We’re going with a medieval theme for Teen Summer Reading this year.  This is exciting already, even though I have barely done anything to prepare. It is exciting because I can ask trusted adults to volunteer to help the teens build a trebuchet and watch them either get extremely, extremely thrilled or (more often) blanch and look at me as if I am insane.
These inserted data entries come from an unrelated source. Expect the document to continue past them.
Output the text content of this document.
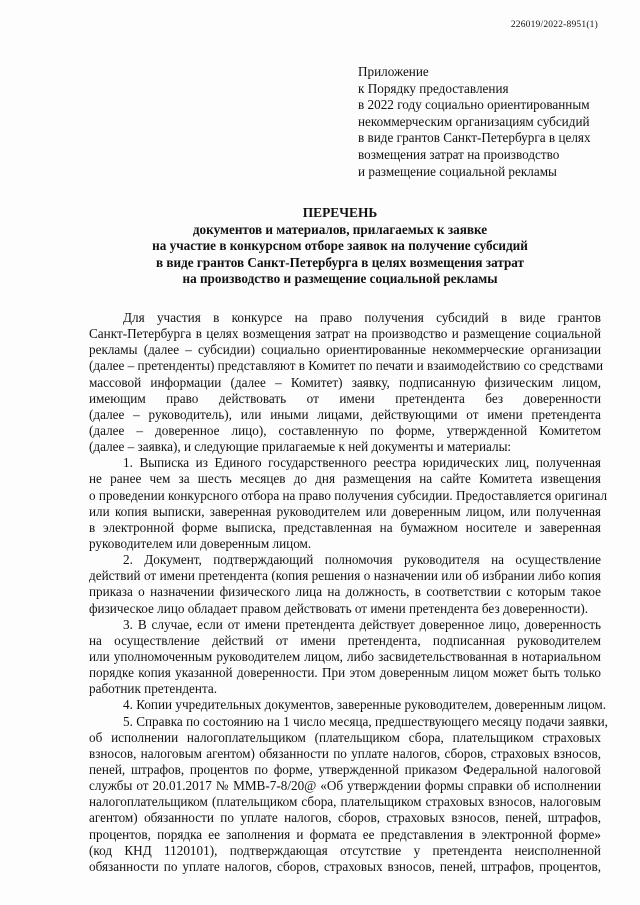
226019/2022-8951(1)
Приложение
к Порядку предоставления
в 2022 году социально ориентированным
некоммерческим организациям субсидий
в виде грантов Санкт-Петербурга в целях
возмещения затрат на производство
и размещение социальной рекламы
ПЕРЕЧЕНЬ
документов и материалов, прилагаемых к заявке
на участие в конкурсном отборе заявок на получение субсидий
в виде грантов Санкт-Петербурга в целях возмещения затрат
на производство и размещение социальной рекламы
Для участия в конкурсе на право получения субсидий в виде грантов
Санкт-Петербурга в целях возмещения затрат на производство и размещение социальной
рекламы (далее – субсидии) социально ориентированные некоммерческие организации
(далее – претенденты) представляют в Комитет по печати и взаимодействию со средствами
массовой информации (далее – Комитет) заявку, подписанную физическим лицом,
имеющим право действовать от имени претендента без доверенности
(далее – руководитель), или иными лицами, действующими от имени претендента
(далее – доверенное лицо), составленную по форме, утвержденной Комитетом
(далее – заявка), и следующие прилагаемые к ней документы и материалы:
1. Выписка из Единого государственного реестра юридических лиц, полученная
не ранее чем за шесть месяцев до дня размещения на сайте Комитета извещения
о проведении конкурсного отбора на право получения субсидии. Предоставляется оригинал
или копия выписки, заверенная руководителем или доверенным лицом, или полученная
в электронной форме выписка, представленная на бумажном носителе и заверенная
руководителем или доверенным лицом.
2. Документ, подтверждающий полномочия руководителя на осуществление
действий от имени претендента (копия решения о назначении или об избрании либо копия
приказа о назначении физического лица на должность, в соответствии с которым такое
физическое лицо обладает правом действовать от имени претендента без доверенности).
3. В случае, если от имени претендента действует доверенное лицо, доверенность
на осуществление действий от имени претендента, подписанная руководителем
или уполномоченным руководителем лицом, либо засвидетельствованная в нотариальном
порядке копия указанной доверенности. При этом доверенным лицом может быть только
работник претендента.
4. Копии учредительных документов, заверенные руководителем, доверенным лицом.
5. Справка по состоянию на 1 число месяца, предшествующего месяцу подачи заявки,
об исполнении налогоплательщиком (плательщиком сбора, плательщиком страховых
взносов, налоговым агентом) обязанности по уплате налогов, сборов, страховых взносов,
пеней, штрафов, процентов по форме, утвержденной приказом Федеральной налоговой
службы от 20.01.2017 № ММВ-7-8/20@ «Об утверждении формы справки об исполнении
налогоплательщиком (плательщиком сбора, плательщиком страховых взносов, налоговым
агентом) обязанности по уплате налогов, сборов, страховых взносов, пеней, штрафов,
процентов, порядка ее заполнения и формата ее представления в электронной форме»
(код КНД 1120101), подтверждающая отсутствие у претендента неисполненной
обязанности по уплате налогов, сборов, страховых взносов, пеней, штрафов, процентов,
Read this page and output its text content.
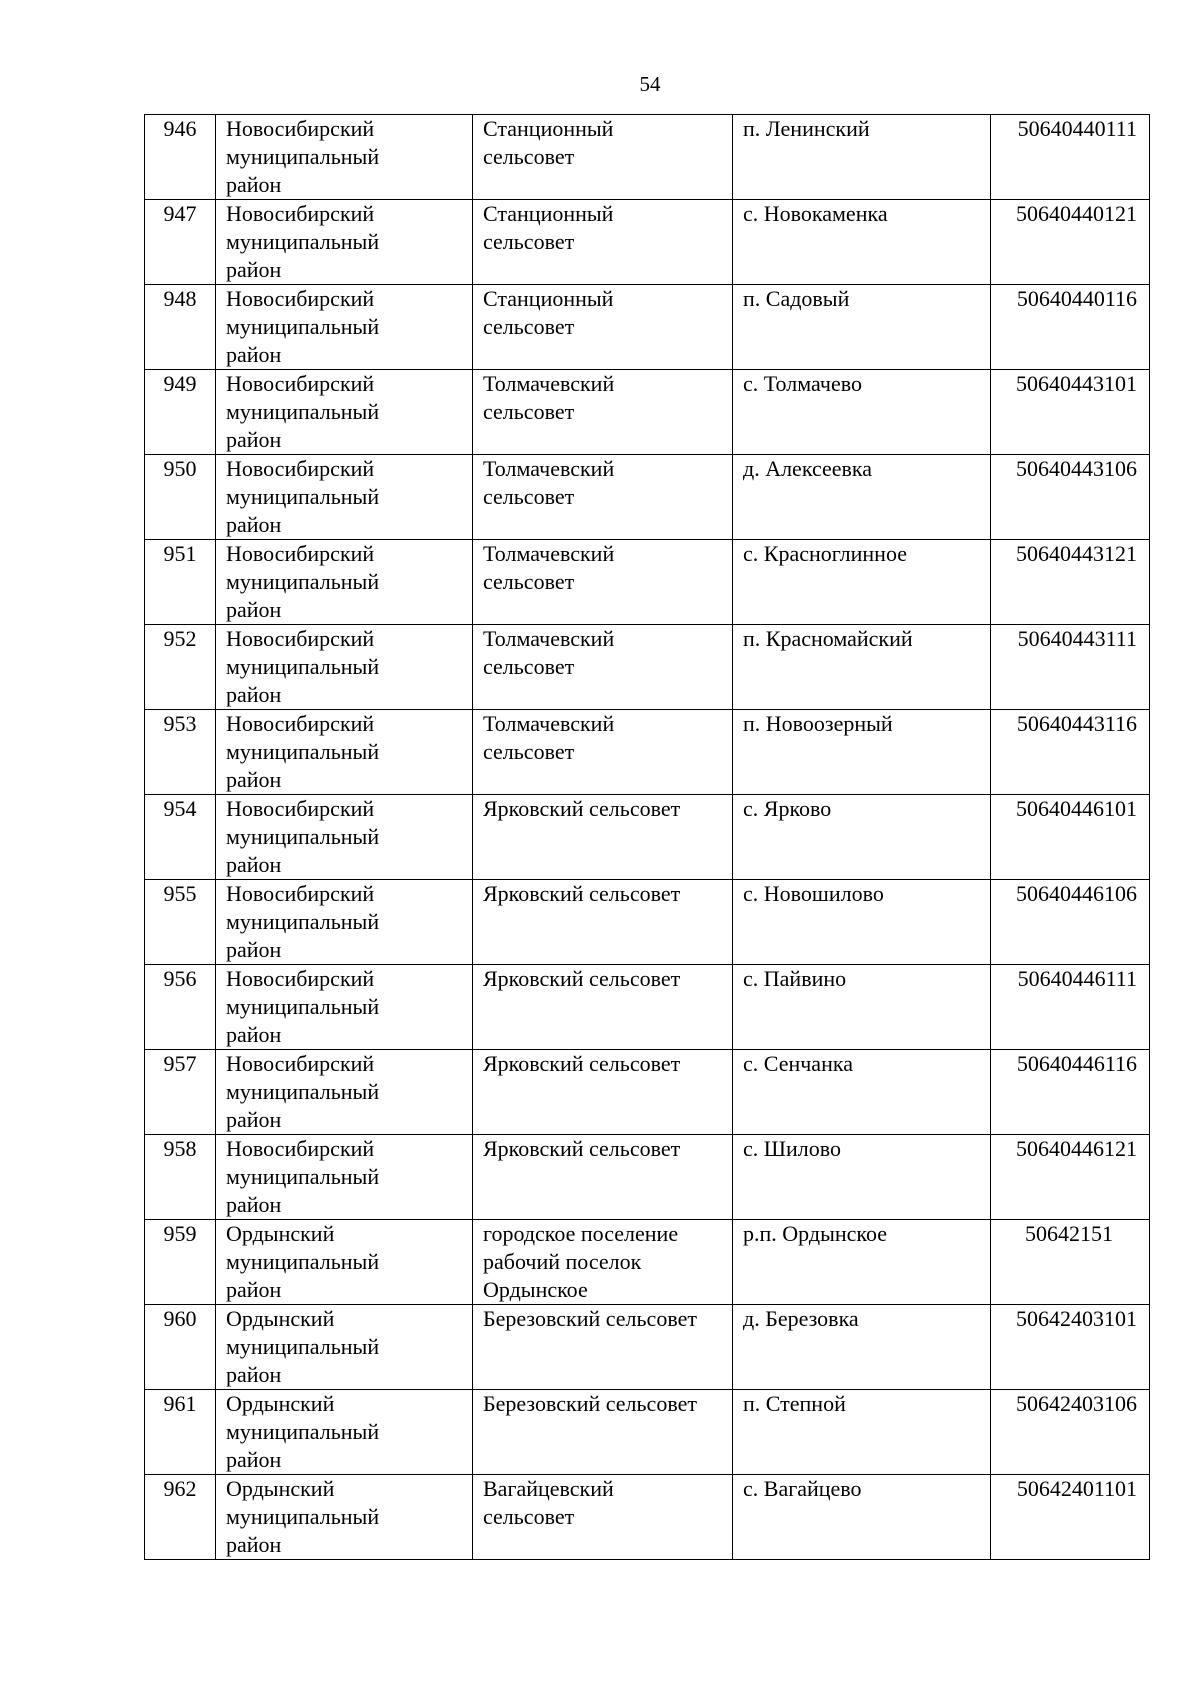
54
946	Новосибирский
муниципальный
район	Станционный
сельсовет	п. Ленинский	50640440111
947	Новосибирский
муниципальный
район	Станционный
сельсовет	с. Новокаменка	50640440121
948	Новосибирский
муниципальный
район	Станционный
сельсовет	п. Садовый	50640440116
949	Новосибирский
муниципальный
район	Толмачевский
сельсовет	с. Толмачево	50640443101
950	Новосибирский
муниципальный
район	Толмачевский
сельсовет	д. Алексеевка	50640443106
951	Новосибирский
муниципальный
район	Толмачевский
сельсовет	с. Красноглинное	50640443121
952	Новосибирский
муниципальный
район	Толмачевский
сельсовет	п. Красномайский	50640443111
953	Новосибирский
муниципальный
район	Толмачевский
сельсовет	п. Новоозерный	50640443116
954	Новосибирский
муниципальный
район	Ярковский сельсовет	с. Ярково	50640446101
955	Новосибирский
муниципальный
район	Ярковский сельсовет	с. Новошилово	50640446106
956	Новосибирский
муниципальный
район	Ярковский сельсовет	с. Пайвино	50640446111
957	Новосибирский
муниципальный
район	Ярковский сельсовет	с. Сенчанка	50640446116
958	Новосибирский
муниципальный
район	Ярковский сельсовет	с. Шилово	50640446121
959	Ордынский
муниципальный
район	городское поселение
рабочий поселок
Ордынское	р.п. Ордынское	50642151
960	Ордынский
муниципальный
район	Березовский сельсовет	д. Березовка	50642403101
961	Ордынский
муниципальный
район	Березовский сельсовет	п. Степной	50642403106
962	Ордынский
муниципальный
район	Вагайцевский
сельсовет	с. Вагайцево	50642401101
When Contemporary Fiction Isn’t

January 15, 2010

If I ever write a YA novel, it’s going to be a fantasy. I decided this because I’ve been weeding, and I’ve been struck yet again by the short shelf life of “contemporary” YA fiction. I personally think that The Mouse Rap by Walter Dean Myers is hilarious, but the cover of our copy has a picture of a kid with a flattop haircut and a Sony Walkman cassette player. No youth in our service area will pick this book up, except possibly to bring it to the desk and ask me what the kid on the cover has growing out of his ears and why his iPod is so enormous that it messes up the line of his t-shirt.

Nobody in fantasy novels mentions that they’re carrying a Prada bag or wearing 7 For All Mankind jeans. More to the point, they don’t mention breakdancing, record albums, soda fountains, or Reeboks. And all the clothes and hairstyles on fantasy covers look alike, no matter when the book was written. Wear and tear might make your fantasy cover look bad, but Farrah Fawcett hair won’t.

But this brings up another question. When does a contemporary novel become historical? Last year I recommended The Watsons Go To Birmingham, 1963 to a girl who liked historical fiction, shocking one of my colleagues for whom, unlike the patron and me, 1963 did not fit the standard definition of “historical” as “a time when I wasn’t alive.”

Little Women was contemporary YA fiction in its day. (By the way, Louisa May Alcott could be the patron saint of YA librarians. She once said she hoped her books had the dirtiest covers in the library because that meant kids enjoyed them.) Is Beverly Cleary’s Fifteen outdated contemporary fiction, or does it deserve a place on the shelf for its portrayal of teen-hood in the early 1950s? Only weeding YA librarians can decide.